The issue of climate change continues to prevail; right now, it’s posing a huge threat not just to the US financial sector but to the global economy as well.
Indeed, climate change has impacted the global economy in multiple ways. First, the number of deadly natural disasters went up; in fact, 2017 and 2018 were the years with the biggest economic losses due to deadly natural disasters. Second, the physical damage brought on by such disasters started repricing asset classes.
The real estate market along coastlines is one such example — when disasters hit, the market saw physical damage and repricing due to the threats of the environment. People would move away, building projects would be restricted, insurers might not show support for the projects, and so on.

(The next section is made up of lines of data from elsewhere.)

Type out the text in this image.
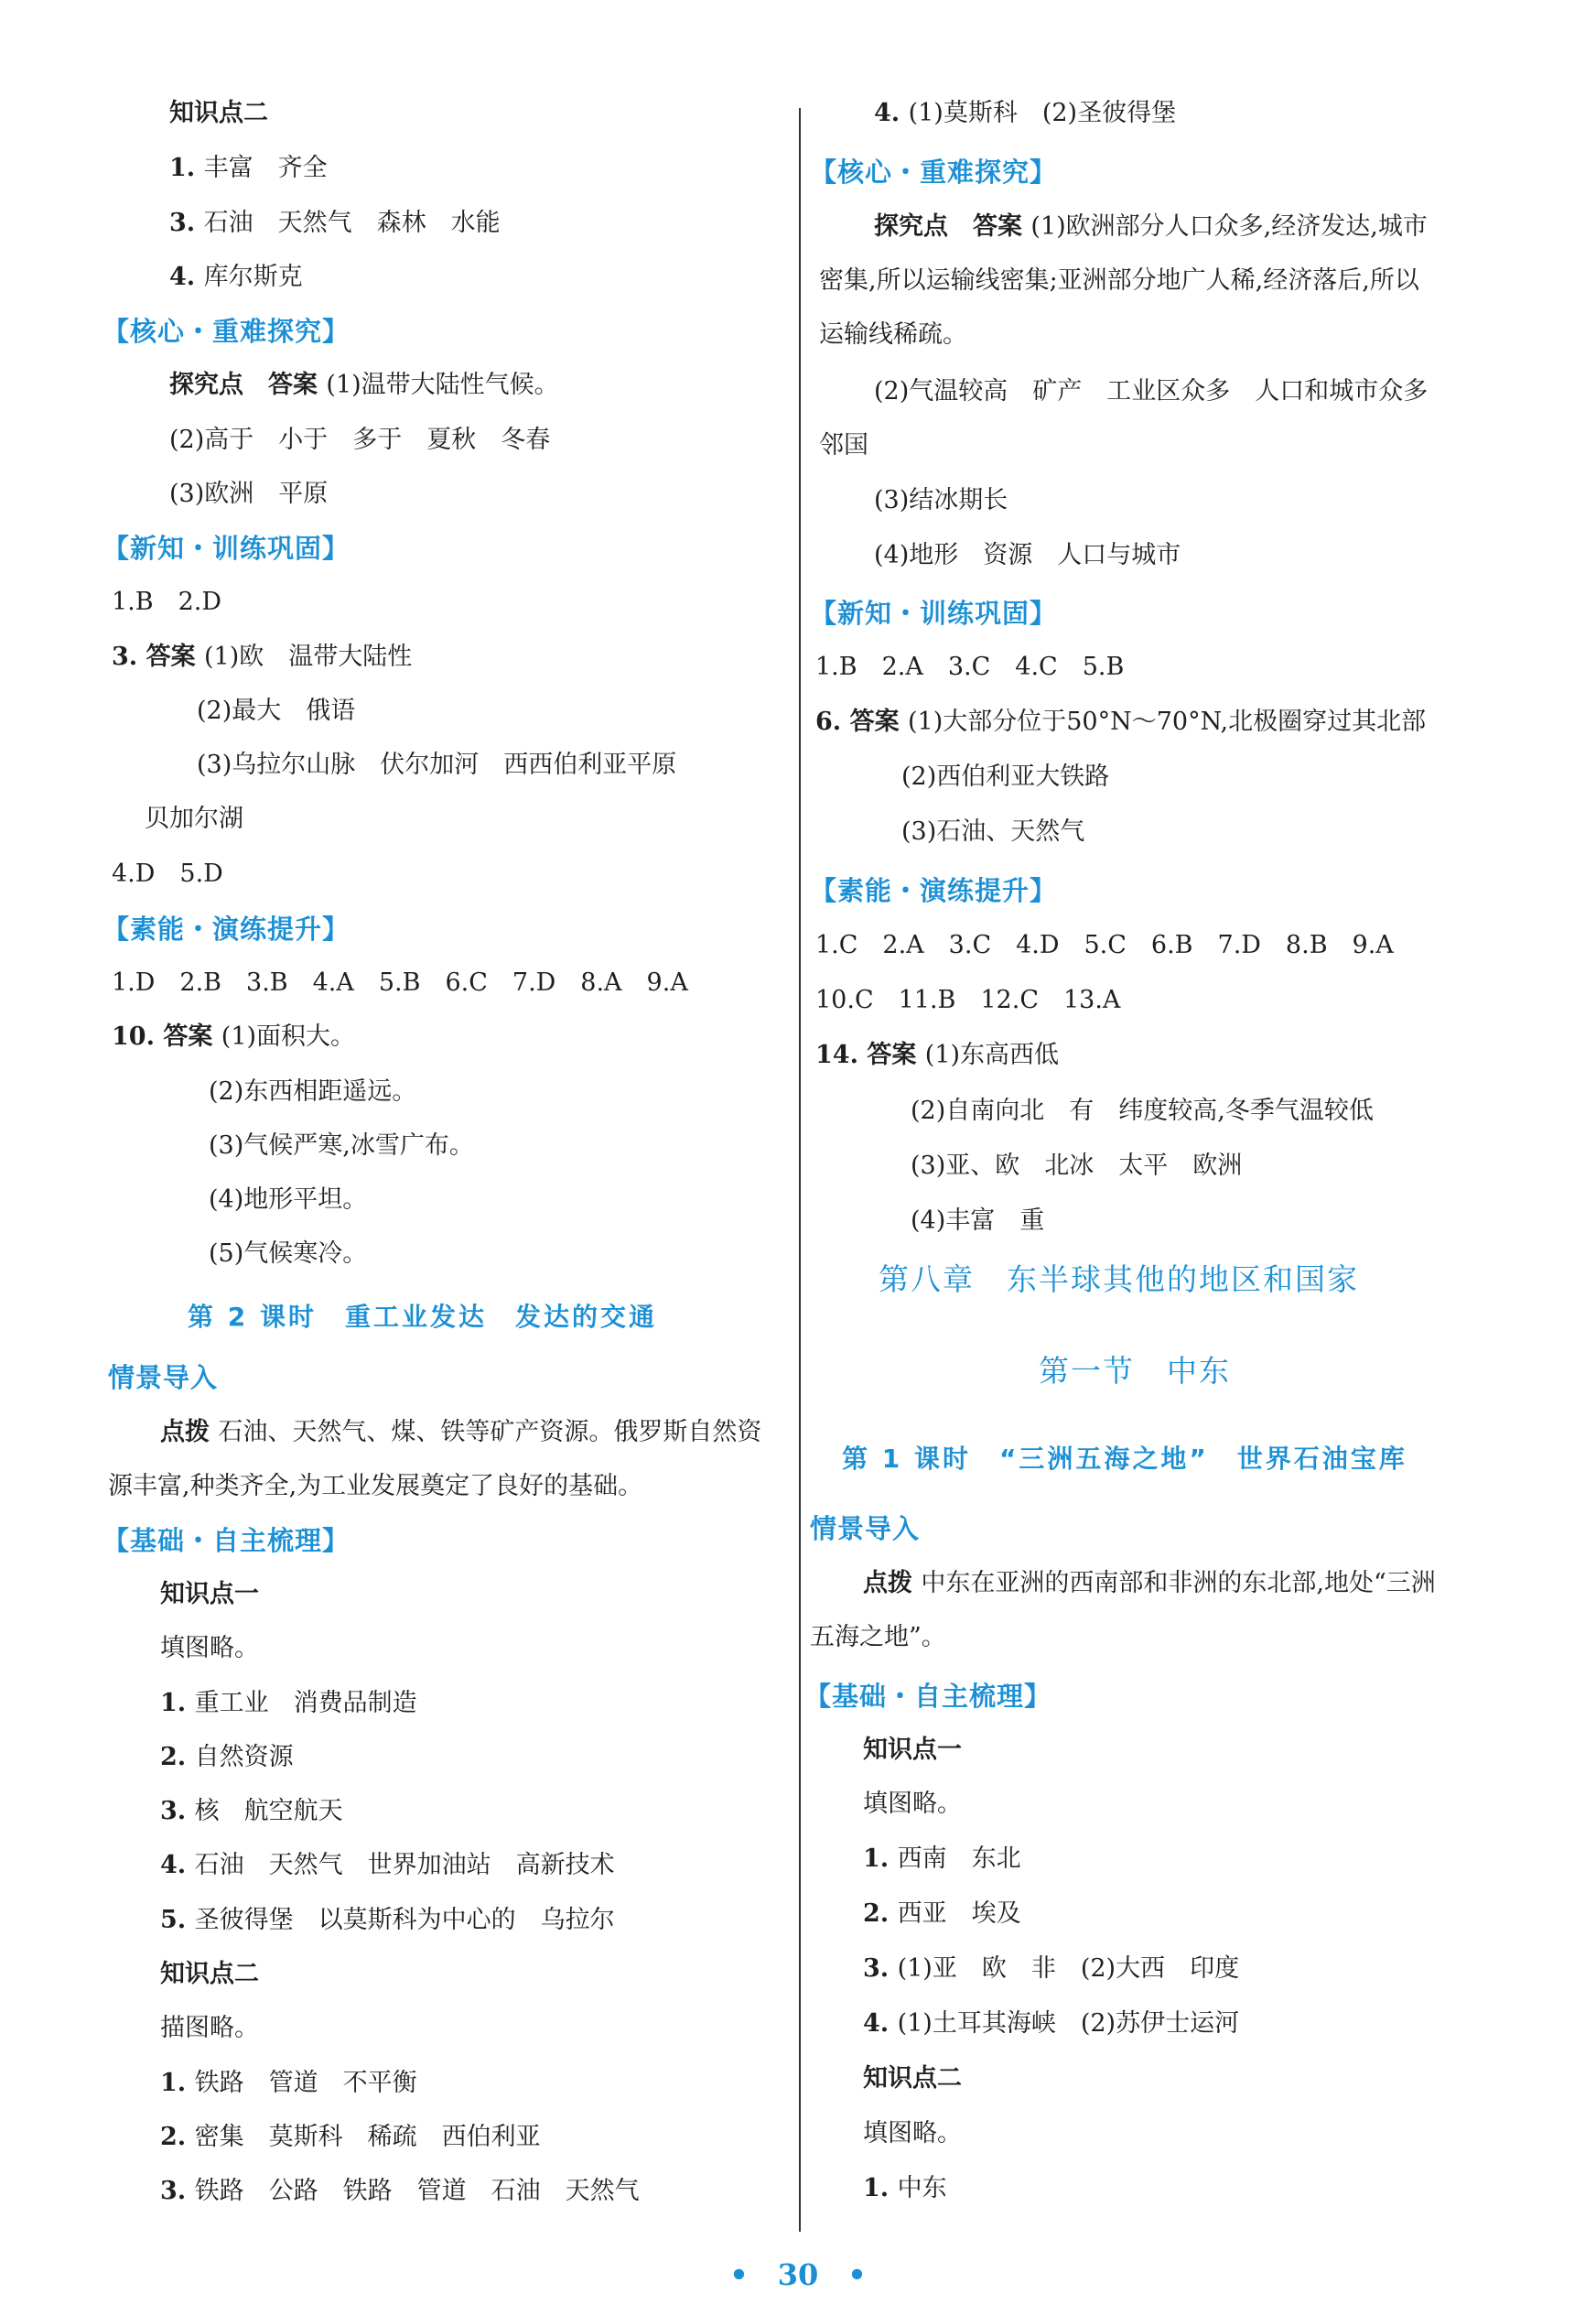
知识点二
1. 丰富　齐全
3. 石油　天然气　森林　水能
4. 库尔斯克
【核心・重难探究】
探究点　答案 (1)温带大陆性气候。
(2)高于　小于　多于　夏秋　冬春
(3)欧洲　平原
【新知・训练巩固】
1.B　2.D
3. 答案 (1)欧　温带大陆性
(2)最大　俄语
(3)乌拉尔山脉　伏尔加河　西西伯利亚平原
贝加尔湖
4.D　5.D
【素能・演练提升】
1.D　2.B　3.B　4.A　5.B　6.C　7.D　8.A　9.A
10. 答案 (1)面积大。
(2)东西相距遥远。
(3)气候严寒,冰雪广布。
(4)地形平坦。
(5)气候寒冷。
第 2 课时　重工业发达　发达的交通
情景导入
点拨 石油、天然气、煤、铁等矿产资源。俄罗斯自然资
源丰富,种类齐全,为工业发展奠定了良好的基础。
【基础・自主梳理】
知识点一
填图略。
1. 重工业　消费品制造
2. 自然资源
3. 核　航空航天
4. 石油　天然气　世界加油站　高新技术
5. 圣彼得堡　以莫斯科为中心的　乌拉尔
知识点二
描图略。
1. 铁路　管道　不平衡
2. 密集　莫斯科　稀疏　西伯利亚
3. 铁路　公路　铁路　管道　石油　天然气
4. (1)莫斯科　(2)圣彼得堡
【核心・重难探究】
探究点　答案 (1)欧洲部分人口众多,经济发达,城市
密集,所以运输线密集;亚洲部分地广人稀,经济落后,所以
运输线稀疏。
(2)气温较高　矿产　工业区众多　人口和城市众多
邻国
(3)结冰期长
(4)地形　资源　人口与城市
【新知・训练巩固】
1.B　2.A　3.C　4.C　5.B
6. 答案 (1)大部分位于50°N～70°N,北极圈穿过其北部
(2)西伯利亚大铁路
(3)石油、天然气
【素能・演练提升】
1.C　2.A　3.C　4.D　5.C　6.B　7.D　8.B　9.A
10.C　11.B　12.C　13.A
14. 答案 (1)东高西低
(2)自南向北　有　纬度较高,冬季气温较低
(3)亚、欧　北冰　太平　欧洲
(4)丰富　重
第八章　东半球其他的地区和国家
第一节　中东
第 1 课时　“三洲五海之地”　世界石油宝库
情景导入
点拨 中东在亚洲的西南部和非洲的东北部,地处“三洲
五海之地”。
【基础・自主梳理】
知识点一
填图略。
1. 西南　东北
2. 西亚　埃及
3. (1)亚　欧　非　(2)大西　印度
4. (1)土耳其海峡　(2)苏伊士运河
知识点二
填图略。
1. 中东
•　30　•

In the US alone, $900 billion homes would literally (and financially) be underwater if the sea levels rise by just 6 feet by 2100. That was according to the November report released by the Center for American Progress (CAP).
Because of the looming threat of climate change, governments were expected to address the issue by tightening climate policies. However, this could lead to fossil fuel companies losing $2.3 trillion. According to the Principles for Responsible Investment (PRI), by 2025, there would be a policy response to climate change that’s abrupt, disorderly, and forceful. The group added that if the government hadn’t delayed actions, the energy transition could have been smoother.
Adam Tooze, a historian, said that up to $4 trillion in energy assets would be stranded; in the broader industrial sector, $20 trillion of its market value could be wiped out.
As of now, governments continue with small reforms — hence why there were still investments pouring into sectors that are at risk due to climate change. Therefore, when natural disasters strike and massive re-pricing of assets occur, it could result in a financial meltdown with trillions of dollars lost.